LIFE SAFETY CODE STANDARD

Tag No.: K0078

Based on record review and interviews during the survey, it was determined through on-going dialog with the CEO, Safety Director and Engineering Services Staff that the facility failed to ensure that piped-in medical gas complied with NFPA 99, 5-4.1.1.
This resulted in the potential for injury to patients during medical procedures.
Findings include, but are not limited to:
1. On 4/7/2015, during record review between 11:15 a.m. and 6:00 p.m., facility documentation provided showed that humidity levels for anesthetizing locations was not being logged prior to the beginning of procedures and only being logged at the beginning of the day's first procedure.

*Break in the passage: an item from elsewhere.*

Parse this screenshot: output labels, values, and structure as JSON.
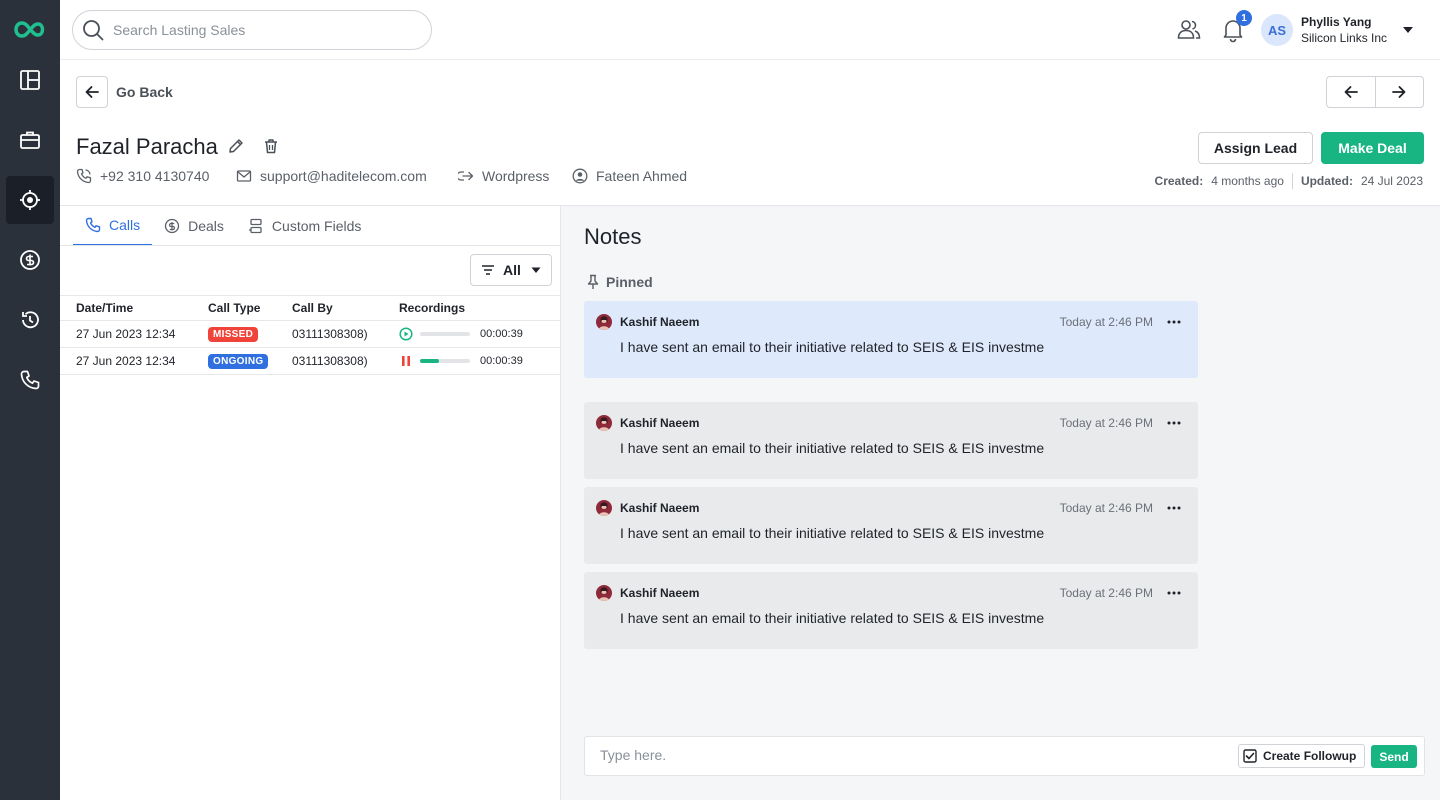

Facility staff explained that the humidity was being monitored by an electronic system but facility was unable to provide documentation showing the monitoring of the humidity.

LIFE SAFETY CODE STANDARD

Tag No.: K0078

Based on record review and interviews during the survey, it was determined through on-going dialog with the CEO, Safety Director and Engineering Services Staff that the facility failed to ensure that piped-in medical gas complied with NFPA 99, 5-4.1.1.
This resulted in the potential for injury to patients during medical procedures.
Findings include, but are not limited to:
1. On 4/7/2015, during record review between 11:15 a.m. and 6:00 p.m., facility documentation provided showed that humidity levels for anesthetizing locations was not being logged prior to the beginning of procedures and only being logged at the beginning of the day's first procedure.
Facility staff explained that the humidity was being monitored by an electronic system but facility was unable to provide documentation showing the monitoring of the humidity.

LIFE SAFETY CODE STANDARD

Tag No.: K0147

Based on observations and interview during the survey, it was determined through on-going dialog with the CEO, Safety Director and Engineering Services Staff that the facility failed to ensure that that electrical wiring & equipment was used/maintained and in accordance with NFPA 70.
This resulted in the potential for injury to residents & staff (NFPA 70, 9.1.2, NEC 110-3.8).
Findings include, but are not limited to:
1. On 4/8/2015, at 8:11 a.m., there were multiple electrical conduits that were observed to be broken or cracked on the 1980 building roof for exhaust hood fans. Exhaust hood fans included but not limited to: EF3, EF4, and EF18.
2. On 4/8/2015, during the facility tour between 10:39 a.m. and 11:30 a.m., there were broken electrical outlets within the Family Birthing Center rooms. Family Birthing Center rooms included but not limited to: Rm. 108, Rm. 109, and Rm. 114.
3. On 4/8/2015, at 10:50 a.m., there were 2 patient type relocatable power taps (RPT's) that were permanently attached to the building within the Ante Nursery Rm.
4. On 4/8/2015, at 2:03 p.m., there was a power strip on the floor within the Lock Smith Office that was located behind the work bench and was exposed to metal shards created by the Key Cutting machine.
5. On 4/8/2015, at 2:03 p.m., there were electrical outlets located within the Lock Smith Office that were located behind the work bench and were exposed to metal shards created by the Key Cutting machine.

LIFE SAFETY CODE STANDARD

Tag No.: K0147

Based on observations and interview during the survey, it was determined through on-going dialog with the Safety Director and Engineering Services Staff that the facility failed to ensure that that electrical wiring & equipment was used/maintained and in accordance with NFPA 70.
This resulted in the potential for injury to residents & staff (NFPA 70, 9.1.2, NEC 110-3.8).
Findings include, but are not limited to:
1. On 4/8/2015, at 8:40 a.m., there was a relocatable power tap (RPT) on the floor within the Med. Surge Office, Floor 3.
2. On 4/8/2015, at 8:54 a.m., there were 2-relocatable power taps (RPT's) on the floor within the Hospitalist Room, Floor 2.
3. On 4/8/2015, at 9:00 a.m., there was a power cord for the Crash Cart within the 2nd floor Nurse Work Area that was being compressed by the corner of a metal cart.
4. On 4/8/2015, at 9:14 a.m., there were multiple relocatable power taps (RPT's) on the floor within the Nurse Station Cubicles on Floor 2 and Floor 3.